If the farmers regard the government's action as unfair, many others see it as deeply unwise. Zimbabwe's stock market, largely dependent on agriculture, plummeted at the news. The CFU claims that farm production, Zimbabwe's biggest foreign earner and the basis of the economy, will fall by at least a third next year. The number of people supposed to be resettled on the seized land - 150,000 - could be matched by the number of farm workers left unemployed.

The government remains confident, however. Minister for Information Chen Chimutengwende says the transition can be managed without any fall in output, and that no one will suffer but the white farmers. He readily confirms that race was a major consideration in the new policy.

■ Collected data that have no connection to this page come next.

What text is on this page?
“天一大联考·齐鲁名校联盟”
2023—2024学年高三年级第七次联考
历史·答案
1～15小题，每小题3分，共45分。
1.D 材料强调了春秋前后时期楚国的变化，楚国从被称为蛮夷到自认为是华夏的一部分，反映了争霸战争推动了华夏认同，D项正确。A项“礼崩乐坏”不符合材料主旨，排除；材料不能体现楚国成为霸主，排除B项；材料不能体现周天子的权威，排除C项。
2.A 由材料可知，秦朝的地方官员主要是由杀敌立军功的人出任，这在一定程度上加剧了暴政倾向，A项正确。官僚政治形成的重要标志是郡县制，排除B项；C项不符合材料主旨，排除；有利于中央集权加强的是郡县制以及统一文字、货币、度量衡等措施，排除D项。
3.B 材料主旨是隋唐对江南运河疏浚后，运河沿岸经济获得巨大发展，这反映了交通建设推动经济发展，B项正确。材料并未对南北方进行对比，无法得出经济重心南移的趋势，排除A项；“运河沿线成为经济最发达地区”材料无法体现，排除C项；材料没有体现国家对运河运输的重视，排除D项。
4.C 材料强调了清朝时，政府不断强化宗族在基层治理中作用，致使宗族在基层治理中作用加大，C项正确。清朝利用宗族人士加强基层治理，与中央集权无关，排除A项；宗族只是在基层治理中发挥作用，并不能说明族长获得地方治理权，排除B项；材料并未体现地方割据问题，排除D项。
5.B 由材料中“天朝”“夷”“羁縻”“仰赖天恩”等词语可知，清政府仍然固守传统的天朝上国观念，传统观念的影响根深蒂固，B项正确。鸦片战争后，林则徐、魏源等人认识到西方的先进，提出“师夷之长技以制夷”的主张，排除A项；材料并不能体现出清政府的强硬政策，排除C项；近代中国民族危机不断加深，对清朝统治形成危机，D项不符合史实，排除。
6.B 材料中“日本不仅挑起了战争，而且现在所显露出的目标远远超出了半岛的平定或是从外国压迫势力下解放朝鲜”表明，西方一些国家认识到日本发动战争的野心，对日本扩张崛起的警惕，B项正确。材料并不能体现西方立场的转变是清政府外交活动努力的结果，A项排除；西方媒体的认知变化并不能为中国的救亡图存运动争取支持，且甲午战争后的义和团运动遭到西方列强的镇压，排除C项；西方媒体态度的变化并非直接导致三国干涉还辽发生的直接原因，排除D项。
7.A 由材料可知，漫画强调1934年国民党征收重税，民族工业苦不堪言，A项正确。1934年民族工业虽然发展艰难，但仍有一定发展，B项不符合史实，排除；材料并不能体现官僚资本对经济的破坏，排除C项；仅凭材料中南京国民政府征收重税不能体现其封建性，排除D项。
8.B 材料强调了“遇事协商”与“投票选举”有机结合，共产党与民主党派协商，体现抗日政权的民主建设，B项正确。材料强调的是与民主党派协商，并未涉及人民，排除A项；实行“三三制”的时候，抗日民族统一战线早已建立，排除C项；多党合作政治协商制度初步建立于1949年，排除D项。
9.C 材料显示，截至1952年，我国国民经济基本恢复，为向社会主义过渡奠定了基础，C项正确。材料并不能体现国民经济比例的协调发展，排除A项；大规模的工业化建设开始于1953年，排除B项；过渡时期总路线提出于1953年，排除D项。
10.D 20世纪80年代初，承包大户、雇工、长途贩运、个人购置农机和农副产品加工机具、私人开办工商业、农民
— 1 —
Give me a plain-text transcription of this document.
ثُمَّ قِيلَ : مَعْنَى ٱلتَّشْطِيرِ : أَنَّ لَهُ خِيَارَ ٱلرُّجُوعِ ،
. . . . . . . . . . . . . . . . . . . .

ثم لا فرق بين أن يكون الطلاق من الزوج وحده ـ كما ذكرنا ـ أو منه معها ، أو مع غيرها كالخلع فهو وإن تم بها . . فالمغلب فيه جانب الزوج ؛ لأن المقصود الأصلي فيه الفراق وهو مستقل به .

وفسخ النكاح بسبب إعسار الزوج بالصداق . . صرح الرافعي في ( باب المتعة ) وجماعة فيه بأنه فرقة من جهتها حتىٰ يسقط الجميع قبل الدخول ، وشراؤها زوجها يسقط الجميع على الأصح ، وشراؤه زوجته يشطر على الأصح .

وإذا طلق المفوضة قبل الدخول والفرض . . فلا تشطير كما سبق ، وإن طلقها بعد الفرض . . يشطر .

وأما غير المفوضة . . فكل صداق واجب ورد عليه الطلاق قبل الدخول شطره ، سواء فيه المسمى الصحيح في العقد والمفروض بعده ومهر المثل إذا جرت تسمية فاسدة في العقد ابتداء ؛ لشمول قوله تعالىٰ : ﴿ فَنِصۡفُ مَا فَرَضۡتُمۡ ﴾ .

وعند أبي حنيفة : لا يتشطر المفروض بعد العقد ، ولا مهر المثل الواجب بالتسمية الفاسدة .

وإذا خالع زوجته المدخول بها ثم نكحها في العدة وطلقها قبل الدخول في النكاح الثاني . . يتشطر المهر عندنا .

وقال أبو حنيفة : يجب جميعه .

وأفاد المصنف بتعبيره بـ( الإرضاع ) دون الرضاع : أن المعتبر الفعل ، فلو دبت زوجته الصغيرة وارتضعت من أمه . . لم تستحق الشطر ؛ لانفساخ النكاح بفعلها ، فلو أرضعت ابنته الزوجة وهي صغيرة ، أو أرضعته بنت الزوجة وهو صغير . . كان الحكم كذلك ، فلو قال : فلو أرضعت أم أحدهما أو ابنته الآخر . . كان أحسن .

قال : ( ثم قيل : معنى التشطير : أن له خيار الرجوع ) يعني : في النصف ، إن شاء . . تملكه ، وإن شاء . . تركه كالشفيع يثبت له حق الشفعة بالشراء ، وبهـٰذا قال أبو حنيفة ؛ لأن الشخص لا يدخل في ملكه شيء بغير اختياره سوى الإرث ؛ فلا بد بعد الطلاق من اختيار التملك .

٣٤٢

"It is a racial problem. When you are fighting against colonialism and it's based on black versus white, reference to race can't be avoided," he says.

Land for Mugabe's cronies?

Many farmers believe that the government and its cronies are simply after the pick of Zimbabwe's farms, but few are willing to go on the record while there is still a chance of appeal.

Since 1980, the government has purchased 8.3 million acres of land from white farmers on a "willing-buyer, willing seller" basis. In 1993, however, a report by the government's own auditor-general concluded that the land thus acquired was being "grossly underutilized."

Prime properties earmarked for needy families ended up instead in the hands of government ministers. A parliamentary report noted that other land was being allocated to people with no training and no resources to make a living from it.

Mugabe's critics accuse him of using the land issue to line his own supporters' pockets while at the same time making populist gestures to shore up his flagging support. If he was serious about land reform, he would draw up a proper plan involving training and financial support for the resettled peasants, they say.

Most observers see the timing of the land announcement as significant: Despite controlling 147 of the 150 seats in parliament, Mugabe's party has lately shown signs of losing its grip.

Veterans of Mugabe's own guerrilla movement are now challenging the government following revelations that leading supporters plundered a fund meant to compensate veterans.

To appease them, the government has promised to give veterans confiscated land and attempted to raise money for a new fund by, among other measures, increasing taxes by 5 percent. The proposed new taxes were unanimously rejected, but still led to the capital's worst-ever riots on Dec. 9. Even the leftist Zimbabwe Congress of Trade Unions has accused the government of trying to blame the country's 80,000 whites for its own mismanagement.

Near John Stewart's farm lies a 150,000-acre ranch and game farm, once a model of combined agriculture and eco-tourism, now derelict and almost deserted.

Purchased by the government in the 1980s, the ranch was handed over to locals. But without capital, training, or individual title to the land, they were unable to borrow money or maintain the irrigation. Today 22 people eke out a living on a property that once sustained hundreds.

"There are no jobs now and no money, so the people have gone," says a man who emerged from a hut beside the abandoned homestead. "Maybe you have something for me? Five dollars?"